Wednesday, November 25, 2009

Neil Gaiman and The Bean Book


This past week, on Tuesday, Neil Gaiman tweeted:

19:01 Things that make me happy: Larry Marder is bringing out a new BEANWORLD book! 15 years after the last. bit.ly/67VO1N #

19:04 Larry Marder's Beanworld is a most peculiar comic book experience, a mashup of Jack Kirby, Native American myth, Marcel Duchamp, and R Crumb
#

20:04 I should have known: the Beanworld creator is @larrymarder in the Twitterworld.
#

And those are words that made me happy too.

Which now, brings us to this:


You see, once upon a time, long long ago, in a land far, far away, Cory and I had breakfast with Neil Gaiman.

(Okay, so you can see it was in 1992 and we were all in Chicago.

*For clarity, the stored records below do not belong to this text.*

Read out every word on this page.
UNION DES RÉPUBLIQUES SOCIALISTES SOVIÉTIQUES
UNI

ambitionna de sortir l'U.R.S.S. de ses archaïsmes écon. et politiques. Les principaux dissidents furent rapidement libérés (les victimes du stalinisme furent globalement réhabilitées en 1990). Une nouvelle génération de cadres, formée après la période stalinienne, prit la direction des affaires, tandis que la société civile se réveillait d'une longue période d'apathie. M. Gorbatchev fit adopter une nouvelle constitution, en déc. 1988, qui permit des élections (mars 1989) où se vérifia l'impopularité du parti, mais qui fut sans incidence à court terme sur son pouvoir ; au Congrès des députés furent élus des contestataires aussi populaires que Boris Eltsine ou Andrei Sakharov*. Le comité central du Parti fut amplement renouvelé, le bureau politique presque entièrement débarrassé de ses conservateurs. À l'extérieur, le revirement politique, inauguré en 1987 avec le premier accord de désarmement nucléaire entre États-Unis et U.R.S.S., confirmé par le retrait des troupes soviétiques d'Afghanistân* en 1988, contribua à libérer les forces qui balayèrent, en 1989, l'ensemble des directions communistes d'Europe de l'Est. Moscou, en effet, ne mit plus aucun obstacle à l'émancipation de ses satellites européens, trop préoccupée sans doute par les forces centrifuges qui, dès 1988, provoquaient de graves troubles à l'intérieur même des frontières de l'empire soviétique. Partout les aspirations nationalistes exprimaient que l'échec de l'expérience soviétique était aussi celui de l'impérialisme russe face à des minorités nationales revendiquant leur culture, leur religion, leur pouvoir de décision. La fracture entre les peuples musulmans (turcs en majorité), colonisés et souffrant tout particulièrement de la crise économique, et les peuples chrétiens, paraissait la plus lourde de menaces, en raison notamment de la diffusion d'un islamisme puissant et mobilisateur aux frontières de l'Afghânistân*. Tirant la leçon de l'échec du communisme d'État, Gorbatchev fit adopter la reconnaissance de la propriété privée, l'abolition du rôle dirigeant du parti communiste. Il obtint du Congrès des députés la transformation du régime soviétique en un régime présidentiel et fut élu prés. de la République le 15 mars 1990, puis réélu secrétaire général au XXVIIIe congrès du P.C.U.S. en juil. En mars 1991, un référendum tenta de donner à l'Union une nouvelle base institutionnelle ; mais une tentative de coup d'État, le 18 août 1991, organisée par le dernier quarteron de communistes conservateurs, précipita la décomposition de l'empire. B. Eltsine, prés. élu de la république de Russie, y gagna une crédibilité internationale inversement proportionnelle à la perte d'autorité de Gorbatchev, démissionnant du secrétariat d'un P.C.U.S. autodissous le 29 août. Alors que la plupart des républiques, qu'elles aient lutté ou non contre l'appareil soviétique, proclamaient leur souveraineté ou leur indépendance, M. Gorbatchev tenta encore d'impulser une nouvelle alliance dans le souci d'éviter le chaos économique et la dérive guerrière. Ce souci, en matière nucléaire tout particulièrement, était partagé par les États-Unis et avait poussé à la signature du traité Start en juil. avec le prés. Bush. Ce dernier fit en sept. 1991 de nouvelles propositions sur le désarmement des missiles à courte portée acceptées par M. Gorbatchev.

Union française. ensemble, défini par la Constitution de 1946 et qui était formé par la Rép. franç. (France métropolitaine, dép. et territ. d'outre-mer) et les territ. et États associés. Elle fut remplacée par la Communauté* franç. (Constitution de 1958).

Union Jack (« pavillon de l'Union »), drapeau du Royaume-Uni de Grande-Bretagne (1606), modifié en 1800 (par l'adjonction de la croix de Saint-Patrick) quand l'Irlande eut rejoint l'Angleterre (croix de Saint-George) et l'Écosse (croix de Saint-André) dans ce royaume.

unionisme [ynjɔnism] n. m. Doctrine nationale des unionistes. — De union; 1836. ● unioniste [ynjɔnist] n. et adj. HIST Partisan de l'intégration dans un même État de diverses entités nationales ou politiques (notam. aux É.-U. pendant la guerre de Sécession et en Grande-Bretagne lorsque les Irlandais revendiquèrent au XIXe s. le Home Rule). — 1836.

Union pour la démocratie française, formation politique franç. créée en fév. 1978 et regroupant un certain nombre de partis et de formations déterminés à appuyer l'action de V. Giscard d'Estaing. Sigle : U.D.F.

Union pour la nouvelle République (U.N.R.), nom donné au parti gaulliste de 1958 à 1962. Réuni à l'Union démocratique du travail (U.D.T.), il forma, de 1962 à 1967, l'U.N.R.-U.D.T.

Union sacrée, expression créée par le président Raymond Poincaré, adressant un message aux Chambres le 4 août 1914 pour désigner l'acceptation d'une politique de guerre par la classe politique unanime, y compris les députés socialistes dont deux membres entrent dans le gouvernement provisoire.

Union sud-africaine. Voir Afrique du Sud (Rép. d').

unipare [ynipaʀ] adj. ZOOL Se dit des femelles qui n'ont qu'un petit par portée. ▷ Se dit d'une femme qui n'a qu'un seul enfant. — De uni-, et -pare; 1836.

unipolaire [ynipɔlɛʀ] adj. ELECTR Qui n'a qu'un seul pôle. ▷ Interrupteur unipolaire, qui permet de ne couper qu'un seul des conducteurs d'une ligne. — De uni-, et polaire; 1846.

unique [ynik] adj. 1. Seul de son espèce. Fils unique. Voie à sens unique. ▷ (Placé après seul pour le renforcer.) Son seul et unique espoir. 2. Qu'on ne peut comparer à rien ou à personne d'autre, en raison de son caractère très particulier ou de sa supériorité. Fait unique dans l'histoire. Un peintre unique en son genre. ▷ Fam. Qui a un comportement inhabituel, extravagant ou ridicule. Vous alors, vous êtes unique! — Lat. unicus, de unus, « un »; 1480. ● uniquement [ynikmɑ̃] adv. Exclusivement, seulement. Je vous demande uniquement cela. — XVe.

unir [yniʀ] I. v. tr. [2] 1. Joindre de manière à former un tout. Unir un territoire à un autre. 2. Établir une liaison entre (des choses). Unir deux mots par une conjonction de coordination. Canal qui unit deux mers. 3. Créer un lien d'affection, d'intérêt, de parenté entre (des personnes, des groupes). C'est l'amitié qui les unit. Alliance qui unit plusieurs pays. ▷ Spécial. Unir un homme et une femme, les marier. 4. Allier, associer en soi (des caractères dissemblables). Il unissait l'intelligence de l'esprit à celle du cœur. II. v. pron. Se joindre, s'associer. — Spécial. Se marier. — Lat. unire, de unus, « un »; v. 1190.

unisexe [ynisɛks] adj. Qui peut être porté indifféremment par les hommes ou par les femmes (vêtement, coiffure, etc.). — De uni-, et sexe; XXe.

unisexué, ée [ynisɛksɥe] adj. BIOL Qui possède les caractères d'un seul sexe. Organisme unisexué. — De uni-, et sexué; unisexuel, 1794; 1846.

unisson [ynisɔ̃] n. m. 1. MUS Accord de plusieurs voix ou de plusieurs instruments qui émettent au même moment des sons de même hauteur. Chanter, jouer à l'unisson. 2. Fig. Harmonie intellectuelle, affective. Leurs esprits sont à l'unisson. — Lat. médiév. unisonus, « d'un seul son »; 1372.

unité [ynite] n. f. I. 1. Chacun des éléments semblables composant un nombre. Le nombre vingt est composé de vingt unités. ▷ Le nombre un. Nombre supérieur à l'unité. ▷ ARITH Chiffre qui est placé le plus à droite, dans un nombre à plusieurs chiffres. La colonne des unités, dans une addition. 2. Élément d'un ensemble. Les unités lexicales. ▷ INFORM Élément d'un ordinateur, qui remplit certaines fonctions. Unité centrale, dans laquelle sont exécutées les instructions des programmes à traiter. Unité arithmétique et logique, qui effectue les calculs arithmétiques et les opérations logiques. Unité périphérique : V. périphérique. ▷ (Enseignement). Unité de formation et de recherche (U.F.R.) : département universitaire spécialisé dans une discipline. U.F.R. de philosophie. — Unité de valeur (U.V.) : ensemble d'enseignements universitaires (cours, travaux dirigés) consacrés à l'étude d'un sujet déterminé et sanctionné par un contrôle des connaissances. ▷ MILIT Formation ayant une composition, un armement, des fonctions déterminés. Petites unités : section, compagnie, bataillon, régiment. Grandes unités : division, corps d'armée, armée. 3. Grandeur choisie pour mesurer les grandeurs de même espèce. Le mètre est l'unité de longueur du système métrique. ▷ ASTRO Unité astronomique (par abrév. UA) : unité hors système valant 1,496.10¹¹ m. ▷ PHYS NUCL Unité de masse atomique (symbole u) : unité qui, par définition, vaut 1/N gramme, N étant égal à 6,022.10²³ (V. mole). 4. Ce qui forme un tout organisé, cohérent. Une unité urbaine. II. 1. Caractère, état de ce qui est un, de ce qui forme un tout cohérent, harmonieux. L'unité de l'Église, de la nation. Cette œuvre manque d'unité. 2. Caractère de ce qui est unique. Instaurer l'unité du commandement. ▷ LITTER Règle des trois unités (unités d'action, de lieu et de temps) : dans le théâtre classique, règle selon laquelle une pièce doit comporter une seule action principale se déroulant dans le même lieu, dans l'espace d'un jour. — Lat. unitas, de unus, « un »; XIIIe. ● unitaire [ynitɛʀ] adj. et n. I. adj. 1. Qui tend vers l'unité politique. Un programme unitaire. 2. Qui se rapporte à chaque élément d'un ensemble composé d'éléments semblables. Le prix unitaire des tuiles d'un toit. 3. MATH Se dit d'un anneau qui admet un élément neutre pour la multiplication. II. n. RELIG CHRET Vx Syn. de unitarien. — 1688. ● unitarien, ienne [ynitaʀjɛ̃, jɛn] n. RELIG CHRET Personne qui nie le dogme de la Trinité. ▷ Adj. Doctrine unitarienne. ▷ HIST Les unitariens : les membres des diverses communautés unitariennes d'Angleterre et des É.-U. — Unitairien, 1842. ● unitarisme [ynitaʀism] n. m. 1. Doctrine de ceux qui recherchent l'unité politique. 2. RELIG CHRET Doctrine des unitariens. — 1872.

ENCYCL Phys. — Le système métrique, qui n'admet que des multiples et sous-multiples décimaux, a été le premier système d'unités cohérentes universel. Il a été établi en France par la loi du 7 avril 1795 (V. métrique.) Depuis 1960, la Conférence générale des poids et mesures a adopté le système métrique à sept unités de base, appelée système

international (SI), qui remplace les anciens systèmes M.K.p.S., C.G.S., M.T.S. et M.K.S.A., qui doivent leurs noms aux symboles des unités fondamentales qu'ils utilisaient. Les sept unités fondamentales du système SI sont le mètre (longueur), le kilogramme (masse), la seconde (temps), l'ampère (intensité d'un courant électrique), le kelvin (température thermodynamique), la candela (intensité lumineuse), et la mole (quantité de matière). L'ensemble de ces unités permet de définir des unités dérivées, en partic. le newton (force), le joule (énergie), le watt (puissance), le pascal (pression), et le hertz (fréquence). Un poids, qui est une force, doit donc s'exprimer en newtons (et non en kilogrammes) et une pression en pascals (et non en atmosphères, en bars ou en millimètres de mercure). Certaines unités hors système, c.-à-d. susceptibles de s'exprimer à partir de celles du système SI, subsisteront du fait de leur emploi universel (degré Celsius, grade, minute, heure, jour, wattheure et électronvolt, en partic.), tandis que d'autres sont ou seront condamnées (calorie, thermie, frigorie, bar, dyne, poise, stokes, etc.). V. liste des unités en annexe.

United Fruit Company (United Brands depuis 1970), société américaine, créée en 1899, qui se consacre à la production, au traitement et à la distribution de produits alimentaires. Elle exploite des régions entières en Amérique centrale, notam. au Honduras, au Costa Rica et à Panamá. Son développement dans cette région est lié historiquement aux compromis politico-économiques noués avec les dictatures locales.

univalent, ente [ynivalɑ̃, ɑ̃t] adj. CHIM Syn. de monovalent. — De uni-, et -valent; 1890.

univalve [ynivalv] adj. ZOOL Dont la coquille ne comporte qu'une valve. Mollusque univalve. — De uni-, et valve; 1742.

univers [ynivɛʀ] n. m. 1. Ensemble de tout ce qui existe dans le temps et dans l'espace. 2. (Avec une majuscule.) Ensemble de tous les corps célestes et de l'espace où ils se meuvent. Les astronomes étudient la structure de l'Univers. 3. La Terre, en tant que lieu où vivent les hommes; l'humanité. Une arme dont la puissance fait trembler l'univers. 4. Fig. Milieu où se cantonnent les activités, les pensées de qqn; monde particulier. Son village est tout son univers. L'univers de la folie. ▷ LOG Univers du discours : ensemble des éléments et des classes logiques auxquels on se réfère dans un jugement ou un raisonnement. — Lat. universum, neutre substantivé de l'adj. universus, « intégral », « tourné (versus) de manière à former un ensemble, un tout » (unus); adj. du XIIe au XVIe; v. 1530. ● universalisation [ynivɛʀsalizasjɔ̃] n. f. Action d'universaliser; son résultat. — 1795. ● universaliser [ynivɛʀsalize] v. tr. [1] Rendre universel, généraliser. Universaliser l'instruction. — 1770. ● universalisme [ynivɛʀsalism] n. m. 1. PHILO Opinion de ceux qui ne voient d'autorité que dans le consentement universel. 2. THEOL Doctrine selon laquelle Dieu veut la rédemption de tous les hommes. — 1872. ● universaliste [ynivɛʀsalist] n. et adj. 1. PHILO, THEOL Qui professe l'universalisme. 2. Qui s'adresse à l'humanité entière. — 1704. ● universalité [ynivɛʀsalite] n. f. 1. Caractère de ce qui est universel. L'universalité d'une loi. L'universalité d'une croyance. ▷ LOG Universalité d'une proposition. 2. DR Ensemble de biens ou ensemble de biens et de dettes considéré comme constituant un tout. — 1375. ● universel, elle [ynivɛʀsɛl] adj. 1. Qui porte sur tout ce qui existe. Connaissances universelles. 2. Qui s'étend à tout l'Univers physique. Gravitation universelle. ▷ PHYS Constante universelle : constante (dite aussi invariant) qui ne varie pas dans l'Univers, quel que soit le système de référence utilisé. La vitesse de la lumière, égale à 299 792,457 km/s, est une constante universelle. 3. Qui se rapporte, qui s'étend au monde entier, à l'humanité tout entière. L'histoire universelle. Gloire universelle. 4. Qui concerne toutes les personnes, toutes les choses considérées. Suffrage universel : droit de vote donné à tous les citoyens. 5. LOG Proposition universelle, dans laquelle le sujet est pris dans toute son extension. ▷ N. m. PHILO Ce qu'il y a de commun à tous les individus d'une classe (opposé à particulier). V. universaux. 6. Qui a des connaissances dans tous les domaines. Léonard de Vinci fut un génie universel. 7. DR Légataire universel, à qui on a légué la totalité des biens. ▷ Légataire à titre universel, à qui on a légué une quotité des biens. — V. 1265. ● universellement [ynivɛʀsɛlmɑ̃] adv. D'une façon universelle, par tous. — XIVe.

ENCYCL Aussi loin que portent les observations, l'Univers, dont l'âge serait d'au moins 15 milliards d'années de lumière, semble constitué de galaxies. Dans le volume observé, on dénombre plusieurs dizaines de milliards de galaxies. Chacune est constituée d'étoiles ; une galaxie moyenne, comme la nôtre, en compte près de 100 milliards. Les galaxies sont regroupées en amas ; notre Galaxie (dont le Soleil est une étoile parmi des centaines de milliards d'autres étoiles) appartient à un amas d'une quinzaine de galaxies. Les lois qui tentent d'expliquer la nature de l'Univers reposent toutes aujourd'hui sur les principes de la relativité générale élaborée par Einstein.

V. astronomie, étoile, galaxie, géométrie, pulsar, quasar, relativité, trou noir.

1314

I'm pretty sure Steve Bissette was there too.)

It was on this occassion that I hit up Neil for a sketch in "The Bean Book."
What's the Bean Book?
It's a 5 3/4" x 8 1/2" black sketchbook that used to be so common on the convention circuit.
Oh, they still exist.
But they are far less common nowadays.

The rules of my book were simple:
"Draw anything you'd like but please have it make some reference to beans."

I carried it around for years.
1986 to 1994 to be exact.

After it filled up, I put the entire project aside.
Last year I bought a new sketch book with the intention of starting a second round....but I keep forgetting to bring the book with me when I travel.

So.
I guess I'm going to add two things 2010's list of things to do in order to celebrate the 25th anniversary of Beanworld.

First.
Scan and post the multitude of amazing pages from Bean Book One.
And really so many of them really are incredible.

Two.
See if I can get a second Bean Book up and running.

But I think today is a good day to give a look-see at what is in its pages by showcasing Neil's sketch.


4 comments:

Moondog said...

Sandbean - LOL!!

Very cool.

Brian Jacoby from Secret Headquarters in Tallahassee Florida said...

Publish it and I will buy and sell it!

Dead Cat on the Patio said...

Neil Gaiman, wow. Fan #1 here.

American Gods kicks ass.

Vinnie Bartilucci said...

I use Jalbum to make web pages of my sketches - does all the formatting, scaling and HTML creation for you, you just upload the files, no plug-ins needed. And it's free.